Delegate tasks to Goose CLI subagents for autonomous development
AI agents invoke delegate_to_subagents to trigger actions in MCP Goose Subagents Server. What it does depends on the arguments the agent supplies, and its effects often reach beyond the immediate call — builds kicked off, notifications sent, workflows started.
This tool triggers autonomous Goose CLI subagents to execute development tasks. Since it runs external CLI processes and autonomous agents whose effects depend on the arguments provided (code changes, file operations, system commands, etc.), it falls squarely in the Execute category.

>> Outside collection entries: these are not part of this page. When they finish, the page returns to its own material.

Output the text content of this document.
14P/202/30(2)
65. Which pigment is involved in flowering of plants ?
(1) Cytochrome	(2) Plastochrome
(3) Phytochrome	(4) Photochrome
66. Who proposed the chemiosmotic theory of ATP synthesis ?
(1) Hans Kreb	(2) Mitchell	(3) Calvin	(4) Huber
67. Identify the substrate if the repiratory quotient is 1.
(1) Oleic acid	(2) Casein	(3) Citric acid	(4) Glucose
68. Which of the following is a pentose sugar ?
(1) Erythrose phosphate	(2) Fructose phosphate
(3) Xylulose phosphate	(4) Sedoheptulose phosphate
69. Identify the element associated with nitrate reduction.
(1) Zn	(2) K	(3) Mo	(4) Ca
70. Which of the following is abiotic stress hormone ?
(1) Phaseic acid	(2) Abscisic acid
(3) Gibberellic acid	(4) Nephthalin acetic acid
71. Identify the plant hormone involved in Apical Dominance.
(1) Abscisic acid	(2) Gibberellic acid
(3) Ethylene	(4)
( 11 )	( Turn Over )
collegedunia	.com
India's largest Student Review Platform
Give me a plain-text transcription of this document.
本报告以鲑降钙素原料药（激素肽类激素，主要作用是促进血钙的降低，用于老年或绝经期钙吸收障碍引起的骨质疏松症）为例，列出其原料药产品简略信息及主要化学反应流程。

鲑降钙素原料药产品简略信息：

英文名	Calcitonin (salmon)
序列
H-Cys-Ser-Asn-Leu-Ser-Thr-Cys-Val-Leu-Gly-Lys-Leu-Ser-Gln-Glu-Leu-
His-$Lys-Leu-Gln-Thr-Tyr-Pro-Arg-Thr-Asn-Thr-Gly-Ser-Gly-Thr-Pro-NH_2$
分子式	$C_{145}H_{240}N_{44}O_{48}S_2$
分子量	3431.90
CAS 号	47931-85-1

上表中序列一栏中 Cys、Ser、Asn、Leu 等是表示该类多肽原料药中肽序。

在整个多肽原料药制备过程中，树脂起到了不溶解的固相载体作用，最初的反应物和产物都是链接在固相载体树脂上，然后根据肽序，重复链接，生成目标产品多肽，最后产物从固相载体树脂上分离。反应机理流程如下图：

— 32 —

From the tool's definition Delegate tasks to Goose CLI subagents for autonomous development
Attacks that exploit this kind of access
Delegate tasks to Goose CLI subagents for autonomous development. It is categorised as a Execute tool in the MCP Goose Subagents Server MCP Server, which means it can trigger actions or run processes. Use rate limits and argument validation.
Register the MCP Goose Subagents Server MCP server in PolicyLayer and add a rule for delegate_to_subagents: allow, deny, rate-limit, or require approval. Point your MCP client at the PolicyLayer proxy URL and the rule is enforced on every call, before it reaches MCP Goose Subagents Server. Nothing to install.
delegate_to_subagents is a Execute tool with high risk. Execute tools should be rate-limited and have argument validation enabled.
Yes. Add a rate_limit block to the delegate_to_subagents rule in your PolicyLayer policy. For example, setting max: 10 and window: 60 limits the tool to 10 calls per minute. Rate limits are tracked per agent session and reset automatically.
Set action: deny in the PolicyLayer policy for delegate_to_subagents. The AI agent will receive a policy violation error and cannot call the tool. You can also include a reason field to explain why the tool is blocked.
delegate_to_subagents is provided by the MCP Goose Subagents Server MCP server (pc-style/goose-mcp). PolicyLayer sits as a proxy in front of this server to enforce policies before tool calls reach the server.
Every MCP server has a record like this.
Type a name, get the same breakdown: verified identity, auth posture, risk grade, capabilities, recommended policy.